De cette manière, la bisexualité féministe, loin de maintenir les bisexuelles dans la contrainte à l’hétérosexualité, peut les en libérer : le désir bisexuel, loin d’être nécessairement un maintien dans l’hétérosexualité pour les femmes, peut être une « sortie de la disponibilité [aux hommes] à laquelle l’hétérosexualité les a automatiquement assignées » pour Mathilde Ramadier (2022, p.229).
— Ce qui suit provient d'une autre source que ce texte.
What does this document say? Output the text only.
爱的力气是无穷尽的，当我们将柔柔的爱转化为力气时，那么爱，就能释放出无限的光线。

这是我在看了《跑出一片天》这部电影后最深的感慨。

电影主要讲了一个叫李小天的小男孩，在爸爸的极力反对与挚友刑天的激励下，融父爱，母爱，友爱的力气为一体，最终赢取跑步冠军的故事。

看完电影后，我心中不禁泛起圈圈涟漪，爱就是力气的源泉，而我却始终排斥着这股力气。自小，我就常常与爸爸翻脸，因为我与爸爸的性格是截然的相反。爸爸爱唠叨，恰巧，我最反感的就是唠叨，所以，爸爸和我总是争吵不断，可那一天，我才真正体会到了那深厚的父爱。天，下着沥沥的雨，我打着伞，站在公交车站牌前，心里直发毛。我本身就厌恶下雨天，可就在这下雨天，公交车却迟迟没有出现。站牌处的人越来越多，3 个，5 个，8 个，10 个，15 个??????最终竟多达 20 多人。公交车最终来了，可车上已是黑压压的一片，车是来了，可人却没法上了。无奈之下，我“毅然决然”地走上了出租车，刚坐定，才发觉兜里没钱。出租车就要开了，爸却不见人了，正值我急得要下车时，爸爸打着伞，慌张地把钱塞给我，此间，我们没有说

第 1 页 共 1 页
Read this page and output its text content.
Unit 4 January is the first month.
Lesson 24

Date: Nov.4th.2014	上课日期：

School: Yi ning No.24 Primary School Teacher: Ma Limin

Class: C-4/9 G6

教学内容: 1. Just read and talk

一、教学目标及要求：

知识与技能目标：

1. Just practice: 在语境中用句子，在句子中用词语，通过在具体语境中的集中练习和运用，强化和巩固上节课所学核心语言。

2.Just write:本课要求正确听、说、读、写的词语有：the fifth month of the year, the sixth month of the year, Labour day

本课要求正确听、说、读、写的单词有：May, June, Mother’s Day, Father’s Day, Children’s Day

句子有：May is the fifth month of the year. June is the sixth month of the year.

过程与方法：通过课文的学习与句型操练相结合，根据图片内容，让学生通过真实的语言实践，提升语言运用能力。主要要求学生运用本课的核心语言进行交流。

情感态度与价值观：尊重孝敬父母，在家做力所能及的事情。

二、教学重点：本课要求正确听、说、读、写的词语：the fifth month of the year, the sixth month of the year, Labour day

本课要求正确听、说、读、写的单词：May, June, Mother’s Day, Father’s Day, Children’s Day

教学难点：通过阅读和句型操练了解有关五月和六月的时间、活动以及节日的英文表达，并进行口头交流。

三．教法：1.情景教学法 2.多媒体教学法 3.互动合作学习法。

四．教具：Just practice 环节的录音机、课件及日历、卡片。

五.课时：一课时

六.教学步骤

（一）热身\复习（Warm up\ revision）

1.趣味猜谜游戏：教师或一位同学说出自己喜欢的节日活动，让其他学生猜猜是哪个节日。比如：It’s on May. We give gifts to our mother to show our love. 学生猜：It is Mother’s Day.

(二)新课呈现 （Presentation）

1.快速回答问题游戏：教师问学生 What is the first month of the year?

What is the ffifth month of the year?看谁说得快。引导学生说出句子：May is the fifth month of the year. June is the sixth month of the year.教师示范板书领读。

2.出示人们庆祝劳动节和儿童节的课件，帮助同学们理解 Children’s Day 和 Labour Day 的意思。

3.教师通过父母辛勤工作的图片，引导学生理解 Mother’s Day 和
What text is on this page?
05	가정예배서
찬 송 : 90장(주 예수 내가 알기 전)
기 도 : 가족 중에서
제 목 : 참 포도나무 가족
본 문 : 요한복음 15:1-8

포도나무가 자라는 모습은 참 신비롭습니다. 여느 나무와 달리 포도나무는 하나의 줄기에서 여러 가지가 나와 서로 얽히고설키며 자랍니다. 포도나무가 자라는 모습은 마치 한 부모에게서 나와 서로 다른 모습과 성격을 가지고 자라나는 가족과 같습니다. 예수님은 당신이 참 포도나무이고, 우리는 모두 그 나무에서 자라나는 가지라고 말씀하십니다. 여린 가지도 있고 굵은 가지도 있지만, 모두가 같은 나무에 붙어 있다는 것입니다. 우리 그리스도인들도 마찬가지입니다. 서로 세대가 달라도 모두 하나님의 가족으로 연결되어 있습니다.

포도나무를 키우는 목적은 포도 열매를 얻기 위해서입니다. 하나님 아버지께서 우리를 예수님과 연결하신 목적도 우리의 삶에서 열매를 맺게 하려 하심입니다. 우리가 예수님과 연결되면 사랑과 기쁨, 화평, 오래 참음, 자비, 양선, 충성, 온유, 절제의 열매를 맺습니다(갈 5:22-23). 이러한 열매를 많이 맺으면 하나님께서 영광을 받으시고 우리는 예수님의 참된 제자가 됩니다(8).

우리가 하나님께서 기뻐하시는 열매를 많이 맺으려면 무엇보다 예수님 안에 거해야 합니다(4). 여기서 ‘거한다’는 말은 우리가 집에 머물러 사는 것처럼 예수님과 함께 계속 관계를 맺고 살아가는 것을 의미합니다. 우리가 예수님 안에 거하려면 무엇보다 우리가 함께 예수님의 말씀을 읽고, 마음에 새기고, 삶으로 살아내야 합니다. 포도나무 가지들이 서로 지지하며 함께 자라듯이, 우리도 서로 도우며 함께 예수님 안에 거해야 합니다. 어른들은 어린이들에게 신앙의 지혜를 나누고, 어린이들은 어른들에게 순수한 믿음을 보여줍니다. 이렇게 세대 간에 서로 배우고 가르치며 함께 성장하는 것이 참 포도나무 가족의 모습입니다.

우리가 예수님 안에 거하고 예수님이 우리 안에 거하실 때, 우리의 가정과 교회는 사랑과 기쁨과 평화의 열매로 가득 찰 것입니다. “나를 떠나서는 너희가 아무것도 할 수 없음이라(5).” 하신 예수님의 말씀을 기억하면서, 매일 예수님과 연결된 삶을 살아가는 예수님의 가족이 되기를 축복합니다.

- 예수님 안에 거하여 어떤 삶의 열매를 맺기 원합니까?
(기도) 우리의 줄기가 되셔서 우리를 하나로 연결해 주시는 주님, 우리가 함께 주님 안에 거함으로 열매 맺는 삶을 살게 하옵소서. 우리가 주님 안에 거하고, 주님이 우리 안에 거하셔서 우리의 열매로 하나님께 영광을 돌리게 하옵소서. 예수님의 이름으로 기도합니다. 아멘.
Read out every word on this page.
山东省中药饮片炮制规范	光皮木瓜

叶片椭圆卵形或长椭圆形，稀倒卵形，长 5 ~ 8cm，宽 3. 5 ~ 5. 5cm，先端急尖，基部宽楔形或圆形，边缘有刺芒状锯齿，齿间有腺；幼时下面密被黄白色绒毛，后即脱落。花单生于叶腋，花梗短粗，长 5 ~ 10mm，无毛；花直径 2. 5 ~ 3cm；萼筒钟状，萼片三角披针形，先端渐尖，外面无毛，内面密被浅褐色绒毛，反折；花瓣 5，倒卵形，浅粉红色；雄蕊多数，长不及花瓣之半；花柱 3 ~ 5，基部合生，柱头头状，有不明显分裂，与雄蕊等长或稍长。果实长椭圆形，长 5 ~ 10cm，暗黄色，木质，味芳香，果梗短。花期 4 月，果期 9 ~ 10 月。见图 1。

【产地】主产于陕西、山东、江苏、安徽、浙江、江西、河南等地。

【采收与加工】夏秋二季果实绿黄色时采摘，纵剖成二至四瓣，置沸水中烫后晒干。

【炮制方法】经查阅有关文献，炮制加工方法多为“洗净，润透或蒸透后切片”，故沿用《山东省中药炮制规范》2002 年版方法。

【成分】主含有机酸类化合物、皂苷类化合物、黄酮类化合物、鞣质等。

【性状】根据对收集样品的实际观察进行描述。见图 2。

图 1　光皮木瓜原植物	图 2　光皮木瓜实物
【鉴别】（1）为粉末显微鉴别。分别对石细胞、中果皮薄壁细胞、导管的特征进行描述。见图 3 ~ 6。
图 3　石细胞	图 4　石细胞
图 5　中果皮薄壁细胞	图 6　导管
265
Bien sûr, toute bisexualité n’est pas féministe en ce sens, car on peut continuer de tenir un discours qui survalorise les hommes et l’hétérosexualité tout en étant bisexuel’les. À l’inverse, dans une perpective bisexuelle féministe, relationner ou connecter avec les hommes n’est plus un objectif de vie, mais une « option » selon Shiri Eisner (2013), ce qui est empouvoirant pour les femmes : « cette capacité de choisir leur donne le pouvoir de choisir leurs interactions avec les hommes selon leurs propres termes ».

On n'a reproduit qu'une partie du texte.